Source: Menara (n.d.), www.menara.ma/fr/2014/12/25/1519679-la-maison-de-l%E2%80%99%C3%A9lu-de-marrakech-

des-programmes-de-renforcement-des-comp%C3%A9tences-au-profit-de-plus-de-4000-%C3%A9lus-et-cadres-

locaux.html.

According to the answers to the OECD questionnaire, MoMA organised “several technical, administrative and financial programmes for employees within the municipalities in compliance with national targets”, however, those efforts are considered insufficient to the municipalities. In the case of employees of governorates, there is also room for improvement.

A restricted workforce, high staff turnover and low salaries limit capacity building at the local level. Boxes 3.13 and 3.14 show different examples of recruitment systems of civil servants in OECD countries, as well as different modalities to promote training and capacity building for civil servants at the subnational level.

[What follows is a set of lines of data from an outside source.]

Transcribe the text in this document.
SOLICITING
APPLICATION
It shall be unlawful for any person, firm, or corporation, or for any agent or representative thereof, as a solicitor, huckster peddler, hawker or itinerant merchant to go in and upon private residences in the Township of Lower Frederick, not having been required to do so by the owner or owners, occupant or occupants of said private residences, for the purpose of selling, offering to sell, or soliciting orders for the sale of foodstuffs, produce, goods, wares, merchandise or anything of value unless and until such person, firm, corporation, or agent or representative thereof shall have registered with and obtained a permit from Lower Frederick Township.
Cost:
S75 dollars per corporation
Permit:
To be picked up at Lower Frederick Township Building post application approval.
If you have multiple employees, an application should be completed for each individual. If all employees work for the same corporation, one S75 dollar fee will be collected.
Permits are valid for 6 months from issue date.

Box 3.13. Local government officials with a national qualification: Spain

Local government officials with national qualifications (Funcionarios de administration local con habilitacion de caracter national in Spanish) are configured as one of the key pieces of the bureaucratic-administrative structure of Spanish local governments, due to the impartiality and independence in the exercise of their assigned functions. They are selected on their qualifications and merit. The national qualification is reserved for officials with core functions within the municipality, such as Secretary General (attestation and mandatory legal advice) and economic-budgetary management control.

The selection of this group of officials is carried out by the central government’s National Institute of Public Administration through a selective process regulated by a call, bases and programmes that are approved in a bylaw.

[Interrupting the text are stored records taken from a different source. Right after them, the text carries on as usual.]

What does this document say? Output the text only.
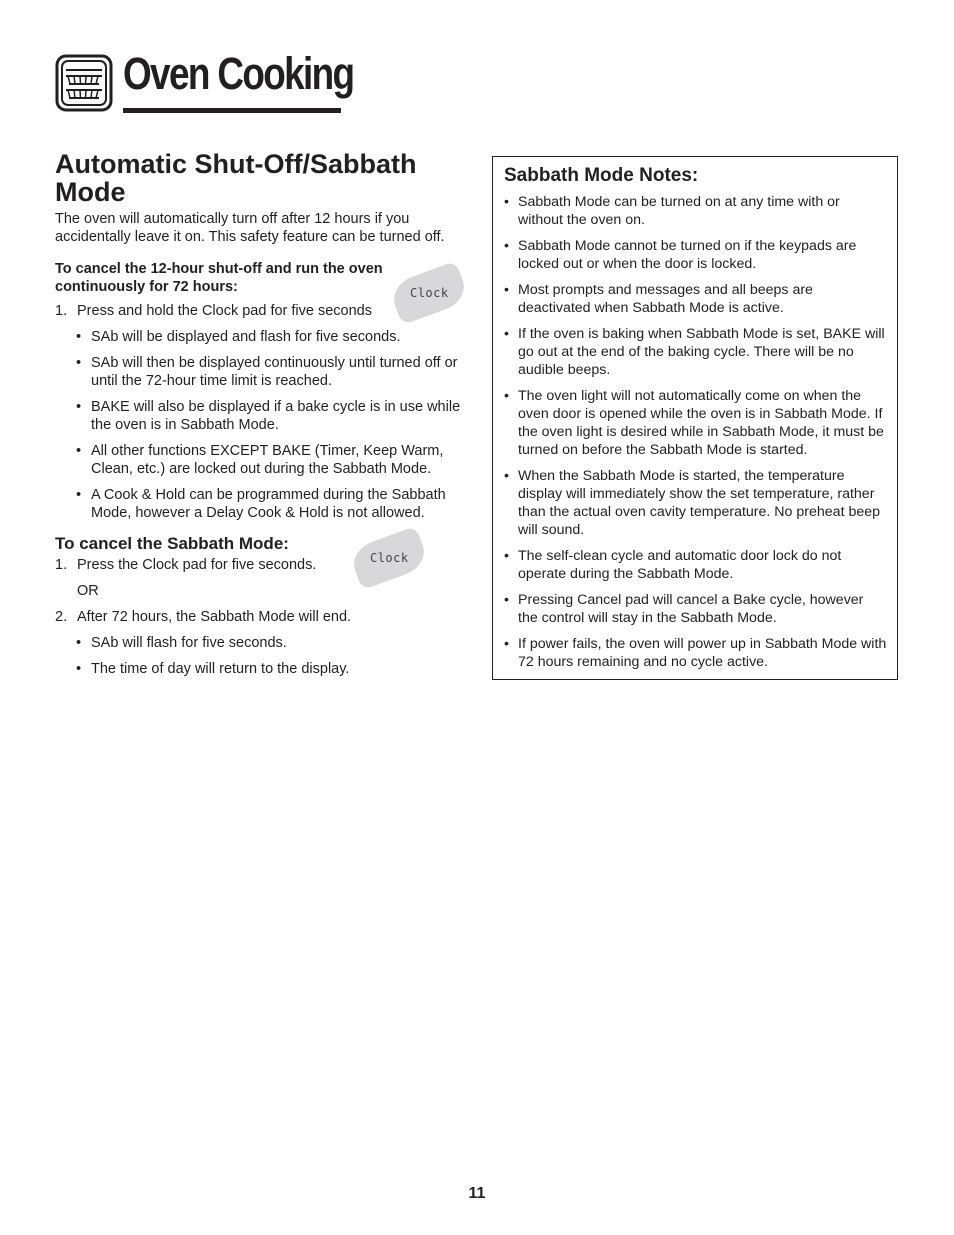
Oven Cooking
Automatic Shut-Off/Sabbath Mode

The oven will automatically turn off after 12 hours if you accidentally leave it on. This safety feature can be turned off.

To cancel the 12-hour shut-off and run the oven continuously for 72 hours:

1. Press and hold the Clock pad for five seconds
• SAb will be displayed and flash for five seconds.
• SAb will then be displayed continuously until turned off or until the 72-hour time limit is reached.
• BAKE will also be displayed if a bake cycle is in use while the oven is in Sabbath Mode.
• All other functions EXCEPT BAKE (Timer, Keep Warm, Clean, etc.) are locked out during the Sabbath Mode.
• A Cook & Hold can be programmed during the Sabbath Mode, however a Delay Cook & Hold is not allowed.
To cancel the Sabbath Mode:
1. Press the Clock pad for five seconds.
OR
2. After 72 hours, the Sabbath Mode will end.
• SAb will flash for five seconds.
• The time of day will return to the display.
Clock
Clock
Sabbath Mode Notes:
• Sabbath Mode can be turned on at any time with or without the oven on.
• Sabbath Mode cannot be turned on if the keypads are locked out or when the door is locked.
• Most prompts and messages and all beeps are deactivated when Sabbath Mode is active.
• If the oven is baking when Sabbath Mode is set, BAKE will go out at the end of the baking cycle. There will be no audible beeps.
• The oven light will not automatically come on when the oven door is opened while the oven is in Sabbath Mode. If the oven light is desired while in Sabbath Mode, it must be turned on before the Sabbath Mode is started.
• When the Sabbath Mode is started, the temperature display will immediately show the set temperature, rather than the actual oven cavity temperature. No preheat beep will sound.
• The self-clean cycle and automatic door lock do not operate during the Sabbath Mode.
• Pressing Cancel pad will cancel a Bake cycle, however the control will stay in the Sabbath Mode.
• If power fails, the oven will power up in Sabbath Mode with 72 hours remaining and no cycle active.
11
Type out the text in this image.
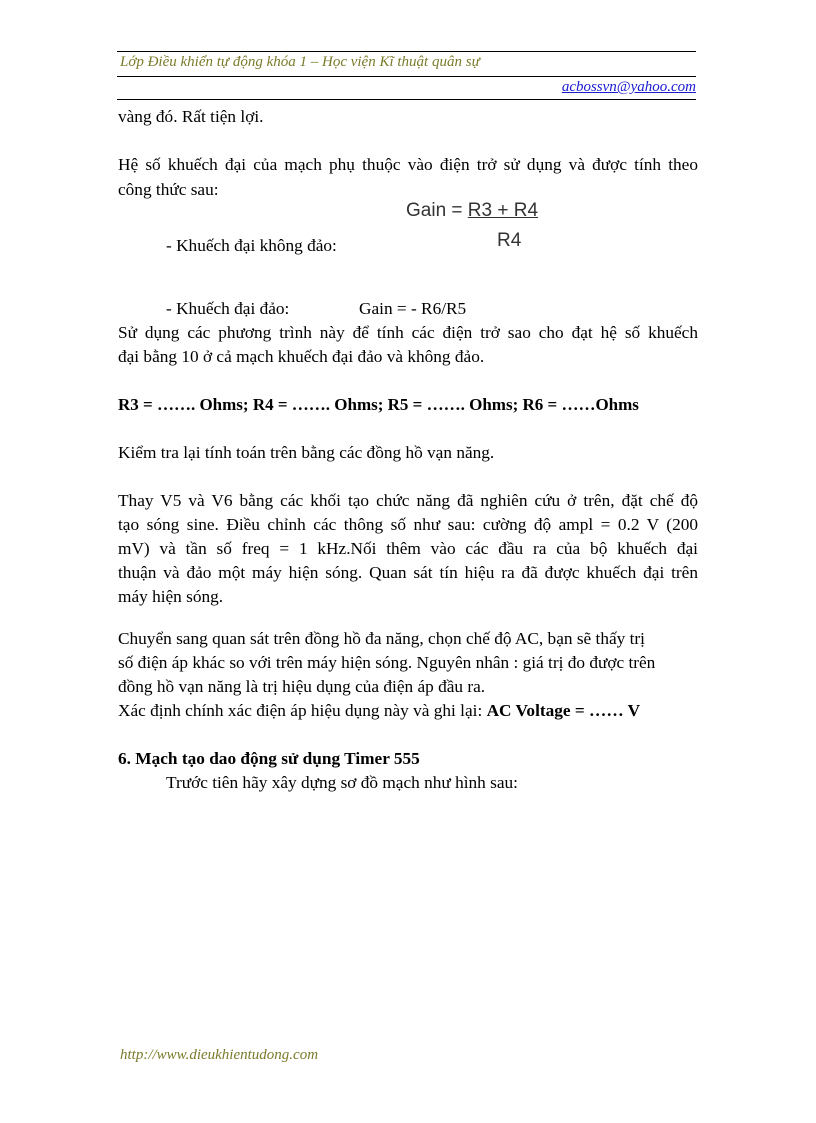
Lớp Điều khiển tự động khóa 1 – Học viện Kĩ thuật quân sự
acbossvn@yahoo.com
vàng đó. Rất tiện lợi.
Hệ số khuếch đại của mạch phụ thuộc vào điện trở sử dụng và được tính theo
công thức sau:
Gain = R3 + R4
R4
- Khuếch đại không đảo:
- Khuếch đại đảo:	Gain = - R6/R5
Sử dụng các phương trình này để tính các điện trở sao cho đạt hệ số khuếch
đại bằng 10 ở cả mạch khuếch đại đảo và không đảo.
R3 = ……. Ohms; R4 = ……. Ohms; R5 = ……. Ohms; R6 = ……Ohms
Kiểm tra lại tính toán trên bằng các đồng hồ vạn năng.
Thay V5 và V6 bằng các khối tạo chức năng đã nghiên cứu ở trên, đặt chế độ
tạo sóng sine. Điều chỉnh các thông số như sau: cường độ ampl = 0.2 V (200
mV) và tần số freq = 1 kHz.Nối thêm vào các đầu ra của bộ khuếch đại
thuận và đảo một máy hiện sóng. Quan sát tín hiệu ra đã được khuếch đại trên
máy hiện sóng.
Chuyển sang quan sát trên đồng hồ đa năng, chọn chế độ AC, bạn sẽ thấy trị
số điện áp khác so với trên máy hiện sóng. Nguyên nhân : giá trị đo được trên
đồng hồ vạn năng là trị hiệu dụng của điện áp đầu ra.
Xác định chính xác điện áp hiệu dụng này và ghi lại: AC Voltage = …… V
6. Mạch tạo dao động sử dụng Timer 555
Trước tiên hãy xây dựng sơ đồ mạch như hình sau:
http://www.dieukhientudong.com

The essential characteristic of these officials is their dual organic and functional dependence: they are selected by the central government so that the Ministry of Finance and Civil Service has the administrative management of these officials, including disciplinary power, however they provide services in local governments, from which they receive their salaries.

Source: Orduna, E. (n.d.), Annex 2,

www.famp.es/famp/programas/seminarios cursos jornadas/14 AdmonLoc/informe.pdf.

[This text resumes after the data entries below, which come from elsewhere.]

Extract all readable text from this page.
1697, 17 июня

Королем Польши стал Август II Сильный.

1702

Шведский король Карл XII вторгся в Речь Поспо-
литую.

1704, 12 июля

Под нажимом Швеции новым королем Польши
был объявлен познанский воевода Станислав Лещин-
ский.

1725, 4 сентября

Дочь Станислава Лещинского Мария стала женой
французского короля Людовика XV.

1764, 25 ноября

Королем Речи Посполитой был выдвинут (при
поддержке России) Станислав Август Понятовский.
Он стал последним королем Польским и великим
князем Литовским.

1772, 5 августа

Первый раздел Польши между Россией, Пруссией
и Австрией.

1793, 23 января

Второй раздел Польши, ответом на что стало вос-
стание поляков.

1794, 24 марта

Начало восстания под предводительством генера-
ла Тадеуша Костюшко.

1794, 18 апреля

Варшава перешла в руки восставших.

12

The complexity and difficulties of attracting qualified workforce at governorate and municipal levels is also a challenge. Box 3.14 shows the specific recruitment for French civil servants at the subnational level in France.

Box 3.14. Civil service recruitment at subnational levels of government in France

Civil service recruitment for French subnational governments is done through a national competitive examination, which is similar to the exam for national civil service recruitment. The national government retains responsibility for managing subnational civil service competencies. Civil servants who have successfully passed the exam for subnational governments can pursue a career at different levels (region, department and municipality).

There are three types of entrance examination to the civil service: external competitions open to candidates with a given qualification; internal competitions open to civil servants meeting certain conditions in terms of length of service; and a third competition that is open to elected officials, managers of associations and the private sector.

Unlike the national civil service, successful candidates for the subnational civil service are not automatically assigned a post, but allowed to conduct a job search for posts that may be located anywhere in France. A civil servant at the subnational level may perform different duties during their professional career and advance to higher-level jobs through internal competition, promotion, a professional examination or according to seniority.

Box 3.14. Civil service recruitment at subnational levels of government in France

(cont.)

Employment conditions at subnational levels are strongly regulated, with employment frameworks being similar to those at the national level and across different governments at the same level. This allows a level of fluidity in the public sector labour market to be maintained, and builds on existing capacities in managing human resources. In some cases, when specific skills and qualified workers are required, local administrations may also employ under private contract.